A Polícia Federal acaba de topar com um grande esquema de evasão de divisas na fronteira do Rio Grande do Sul com o Uruguai. Prendeu em Santana do Livramento, quarta-feira (16), oito doleiros que introduziram R$ 200 milhões em espécie (cash) em bancos uruguaios. A investigação, chamada Operação Cisplatina, começou quando um deles foi preso em flagrante pela Polícia Civil carregando dólares cujo destino era Rivera, cidade uruguaia gêmea de Livramento.
Por ter implicações internacionais, os policiais civis repassaram o caso aos federais, que vigiou os doleiros. A evasão de divisas está comprovada por meio de filmagens, que mostram os doleiros saindo de Livramento com dinheiro vivo e depositando em bancos uruguaios. Tudo sem comunicação ao Banco Central. Assim teriam saído os R$ 200 milhões. Para se ter uma ideia: a Operação Lava-Jato, mais famosa investigação contra a corrupção no Brasil, começou com R$ 90 milhões movimentados pelo doleiro Alberto Youssef entre 2009 e 2013, a maior parte enviados ao Paraguai.
E ainda tem mais números grandiosos. A análise da movimentação bancária do primeiro doleiro preso pela Operação Cisplatina mostrou que, junto com colegas, ele movimentou R$ 5 bilhões em contas bancárias, em seis anos. Se fosse tudo ilegal, superaria o montante recuperado pela Lava-Jato desde 2014: foram R$ 4 bilhões que essa operação, sinônimo de combate à lavagem de dinheiro, devolveu aos cofres públicos até agora. Embora a movimentação detectada por ela seja estratosférica: R$ 38 bilhões.

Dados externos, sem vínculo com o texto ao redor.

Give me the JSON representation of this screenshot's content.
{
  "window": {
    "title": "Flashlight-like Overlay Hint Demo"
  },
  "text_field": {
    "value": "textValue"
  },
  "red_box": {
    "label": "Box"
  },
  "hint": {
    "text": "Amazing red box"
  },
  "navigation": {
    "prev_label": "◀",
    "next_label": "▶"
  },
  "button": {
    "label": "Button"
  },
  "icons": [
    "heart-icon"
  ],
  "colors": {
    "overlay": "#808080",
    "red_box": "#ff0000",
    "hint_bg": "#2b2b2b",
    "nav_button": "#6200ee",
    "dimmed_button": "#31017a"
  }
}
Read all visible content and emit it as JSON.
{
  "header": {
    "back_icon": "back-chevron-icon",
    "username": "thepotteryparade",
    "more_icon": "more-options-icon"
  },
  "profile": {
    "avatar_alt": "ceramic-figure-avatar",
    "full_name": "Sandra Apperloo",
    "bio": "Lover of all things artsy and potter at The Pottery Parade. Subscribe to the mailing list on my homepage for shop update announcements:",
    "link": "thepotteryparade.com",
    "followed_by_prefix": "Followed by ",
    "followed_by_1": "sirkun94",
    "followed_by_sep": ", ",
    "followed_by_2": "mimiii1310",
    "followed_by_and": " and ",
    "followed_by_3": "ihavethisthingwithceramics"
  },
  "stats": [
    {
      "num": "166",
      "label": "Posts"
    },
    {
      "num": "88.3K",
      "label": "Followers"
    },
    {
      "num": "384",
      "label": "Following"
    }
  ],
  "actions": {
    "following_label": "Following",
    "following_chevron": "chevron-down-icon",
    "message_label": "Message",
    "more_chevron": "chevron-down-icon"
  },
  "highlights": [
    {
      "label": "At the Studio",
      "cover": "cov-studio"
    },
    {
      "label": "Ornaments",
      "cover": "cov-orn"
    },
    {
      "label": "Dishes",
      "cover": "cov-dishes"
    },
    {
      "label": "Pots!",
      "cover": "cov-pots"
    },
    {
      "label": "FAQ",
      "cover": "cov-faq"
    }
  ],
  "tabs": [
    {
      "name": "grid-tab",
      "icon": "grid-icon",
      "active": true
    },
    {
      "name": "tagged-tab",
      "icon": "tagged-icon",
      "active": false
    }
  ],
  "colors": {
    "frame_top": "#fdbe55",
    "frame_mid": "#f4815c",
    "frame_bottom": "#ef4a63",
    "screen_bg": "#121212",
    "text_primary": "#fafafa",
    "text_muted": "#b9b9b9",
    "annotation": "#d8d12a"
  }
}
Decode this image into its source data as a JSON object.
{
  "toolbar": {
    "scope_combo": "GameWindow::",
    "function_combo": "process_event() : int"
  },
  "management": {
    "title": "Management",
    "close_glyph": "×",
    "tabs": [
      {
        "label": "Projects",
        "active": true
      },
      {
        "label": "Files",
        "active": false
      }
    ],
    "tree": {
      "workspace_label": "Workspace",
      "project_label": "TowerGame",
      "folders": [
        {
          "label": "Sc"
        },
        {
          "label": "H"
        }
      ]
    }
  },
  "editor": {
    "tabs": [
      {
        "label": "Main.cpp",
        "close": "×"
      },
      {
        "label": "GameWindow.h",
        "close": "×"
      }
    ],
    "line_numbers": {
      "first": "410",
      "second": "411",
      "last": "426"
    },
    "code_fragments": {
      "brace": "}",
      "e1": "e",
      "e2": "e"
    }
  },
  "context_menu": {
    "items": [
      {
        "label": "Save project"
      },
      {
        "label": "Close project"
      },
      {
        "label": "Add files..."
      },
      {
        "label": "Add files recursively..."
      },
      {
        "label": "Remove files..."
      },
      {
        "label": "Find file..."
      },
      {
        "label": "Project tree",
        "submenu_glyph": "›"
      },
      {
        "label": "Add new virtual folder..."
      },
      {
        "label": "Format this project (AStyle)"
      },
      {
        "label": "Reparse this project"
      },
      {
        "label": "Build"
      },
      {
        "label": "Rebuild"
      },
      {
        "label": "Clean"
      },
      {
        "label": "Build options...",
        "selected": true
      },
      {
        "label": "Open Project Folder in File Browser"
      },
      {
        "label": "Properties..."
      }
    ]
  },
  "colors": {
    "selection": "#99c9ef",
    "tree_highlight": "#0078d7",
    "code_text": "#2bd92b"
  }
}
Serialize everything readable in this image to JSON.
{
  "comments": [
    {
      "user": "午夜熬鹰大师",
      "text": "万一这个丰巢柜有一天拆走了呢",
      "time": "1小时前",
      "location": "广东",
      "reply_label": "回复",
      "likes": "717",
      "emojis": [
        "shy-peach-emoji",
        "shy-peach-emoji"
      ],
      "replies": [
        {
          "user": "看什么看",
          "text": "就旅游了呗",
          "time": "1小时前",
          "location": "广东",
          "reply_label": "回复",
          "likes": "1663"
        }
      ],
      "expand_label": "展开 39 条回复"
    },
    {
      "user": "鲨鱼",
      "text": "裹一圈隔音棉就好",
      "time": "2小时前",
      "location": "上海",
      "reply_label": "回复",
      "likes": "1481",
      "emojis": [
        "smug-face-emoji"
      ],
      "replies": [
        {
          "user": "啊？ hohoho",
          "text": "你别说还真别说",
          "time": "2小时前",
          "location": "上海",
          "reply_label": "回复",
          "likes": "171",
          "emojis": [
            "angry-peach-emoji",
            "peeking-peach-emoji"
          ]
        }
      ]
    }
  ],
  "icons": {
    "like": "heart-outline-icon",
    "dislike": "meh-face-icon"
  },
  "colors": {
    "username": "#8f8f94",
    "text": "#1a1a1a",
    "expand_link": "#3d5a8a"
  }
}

Nenhum policial com quem falei lembra de ter analisado quantia tão grande no Rio Grande do Sul, os R$ 5 bilhões. Acontece que nem todo esse dinheiro é ilegal. É provável que a maior parte seja de operações corriqueiras de clientes, mescladas a evasões de divisas. O desafio é identificar o que é transgressão.
Com o principal doleiro preso foram apreendidos cartões bancários de clientes e procurações para aplicar dinheiro no Uruguai. Ou seja, provas de que ele movimentava quantias para brasileiros interessados em investir nos bancos do país vizinho. Quem seriam esses clientes? Não necessariamente os titulares dos cartões, pois é comum o uso de “laranjas” (intermediários) para sacar e depositar dinheiro.
O mais provável, diz um experiente policial, é que a clientela misture de tudo um pouco. Gente honesta, desejosa de aplicar dividendos nos sempre confiáveis e discretos bancos uruguaios. Empresários enviando ao Exterior seu caixa 2. Políticos disfarçando ganhos da corrupção (como na Lava-Jato). Bancos, no intuito de escapar da fiscalização do Banco Central. E, por que não, traficantes de drogas e armas.
— Os doleiros não costumam perguntar de onde veio o dinheiro. Ganham 0,5% de comissão para ficarem calados e assumirem riscos. Veja, 0,5% de R$ 5 bilhões é R$ 25 milhões — ressalta o policial, ao lembrar que a parte mais delicada e detalhista virá agora: verificar quem mandou o dinheiro aos doleiros.